Origin of Mudgar - MudgarClub

Origin of Mudgar

I have been intrigued by the history of Mudgar, a practice and fitness equipment, ever since I first set my eyes on it. I have delved into various resources such as Wikipedia and books to learn more about this ancient form of fitness. In this blog post, I will share my version of the history of Mudgar, which I have developed through my research and fascination with this art.

Humans are machines, and as machines, we like to move. In the early centuries of human history, people were still learning and exploring, and there were no complex machines available for fitness or strength development. However, people were always active, and there were warriors who had to lift heavy arms such as swords, bows, and arrows while also taming heavy animals like elephants and horses. Even today, carrying heavy arms and ammunition requires a lot of strength.

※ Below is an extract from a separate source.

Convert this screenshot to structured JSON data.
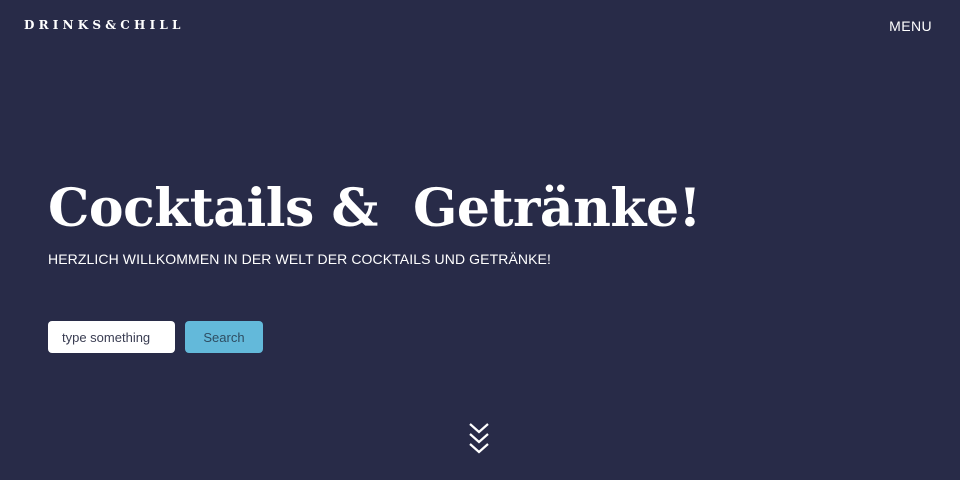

Wood was the most natural and abundantly available resource, and people used it to develop fitness equipment. Persian Meels were found in Iran, and different clans used them to train for warfare. Gada, a type of mace, was famous in India and is still used today in wrestling akharas.

As wooden equipment became popular, it travelled around the world, and people adjusted its sizes and shapes according to their needs and requirements. They gave it different names such as Persian Meels, Indian Clubs, and more, and continued to discover new swings.

When Britishers came to India, they saw the Gada and other wooden equipment and made their own version called Indian Clubs. They used it for military training. This equipment was so popular that it was part of the 1904 Olympics under Gymnastic Sports Club. However, it was later removed from the Olympics after just two games.

The decline of Mudgar as a fitness practice started with the rise of industrialization and consumerism. People's focus shifted from their needs to their wants, and their belief in the necessity of sophisticated machines for fitness grew. The gym culture is one such example, and it led to the decline of Mudgar as a fitness practice.